2009年3月31日に35年の教師生活を終え、無職の身となって歩む毎日の中で、心に浮かぶさまざまなことを綴っていきたい。

目は口ほどに物を言う

2010年04月05日 | 日記
 昨日聴いたヘンデルの大曲オラトリオ「ユダス・マカベウス」。入場の際もらったパンフレットで開演前までの30分間にわか勉強した。まず、オラトリオとは? 

典型的なオラトリオは、次の特徴を持つ。

以下の点でオペラと類似するが、演技はなく、大道具、小道具、衣装などは用いない。
声楽(独唱(群)・合唱)、オーケストラによって演奏される。
歌詞に物語性があり、全体として叙事的である。
単独の楽曲ではなく、いくつかの曲から構成される、大規模な曲である。
レチタティーヴォ、アッコンパニャート、ダ・カーポ・アリア、合唱からなる(まれに二重唱)。
宗教的(キリスト教的)な題材である。

そうか、今日聴くのは物語性のある芝居なのだということを理解する。あらすじは昨日のブログに書いた通り。じゃ配役は?
 
ユダス・マカベウスをテノールの望月哲也さん、イスラエルの女をソプラノの平松英子さん、イスラエルの男とイスラエルの司祭と使者をメゾソプラノの寺谷千枝子さん、シモンとエウポレムスをバスの福島明也さんが担当し大阪シンフォニッククヮイアがイスラエルの合唱を歌う。

 京都市交響楽団とチェンバロの山口佳代さんの演奏とで“勇気・自由・平和・歓喜・感謝のメッセージに溢れた曲の感動が伝わってくる”と期待していたが、今一つであった。英語の歌詞だったので意味がわからないということもあるが、感情の部分に迫ることと意味の理解とは常に一緒にというわけではない。

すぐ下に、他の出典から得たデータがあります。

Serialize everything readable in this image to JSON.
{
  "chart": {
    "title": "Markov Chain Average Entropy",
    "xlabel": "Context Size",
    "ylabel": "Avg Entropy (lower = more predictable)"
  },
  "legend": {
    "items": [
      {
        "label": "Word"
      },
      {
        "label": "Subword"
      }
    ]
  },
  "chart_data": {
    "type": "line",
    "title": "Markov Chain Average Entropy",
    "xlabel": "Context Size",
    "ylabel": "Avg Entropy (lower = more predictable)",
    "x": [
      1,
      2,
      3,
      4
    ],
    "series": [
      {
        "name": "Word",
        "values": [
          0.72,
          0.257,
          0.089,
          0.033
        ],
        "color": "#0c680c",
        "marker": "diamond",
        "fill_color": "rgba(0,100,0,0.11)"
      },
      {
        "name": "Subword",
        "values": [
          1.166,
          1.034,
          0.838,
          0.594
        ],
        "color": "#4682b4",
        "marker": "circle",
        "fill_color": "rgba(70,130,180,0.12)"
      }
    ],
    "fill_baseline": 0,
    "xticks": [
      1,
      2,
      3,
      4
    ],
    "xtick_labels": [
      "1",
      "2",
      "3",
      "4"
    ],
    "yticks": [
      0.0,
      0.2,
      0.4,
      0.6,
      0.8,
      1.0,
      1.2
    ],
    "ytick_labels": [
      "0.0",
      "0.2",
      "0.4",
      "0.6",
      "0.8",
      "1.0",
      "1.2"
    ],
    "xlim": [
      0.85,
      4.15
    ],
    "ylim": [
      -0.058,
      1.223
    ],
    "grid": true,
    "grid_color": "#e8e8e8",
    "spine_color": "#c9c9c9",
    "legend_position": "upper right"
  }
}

 ソリスト4人が、電話帳のような楽譜を持って、それを見ながら歌っていたことが一番の原因ではないかと思う。歌い手の目線は常に楽譜にあり、観客席に向けられることはほとんどなかった。言葉だけでは伝わってくるパワーは半分以下である。台本を見ながら演じている役者。原稿ばかり見ている演説家。カンペを読んでいる司会者。なども同様、“目力”の大切さを認識していない。

 大曲であり、上演機会がきわめて少なくなったので暗譜は無理でも(合唱団は暗譜で、心に響く歌を届けてくれたのだから)せめて、もう少し楽譜から目をはずせるようにして舞台に臨んでほしかった。

 “目は口ほどに物を言う”肝に銘じておきたい言葉です。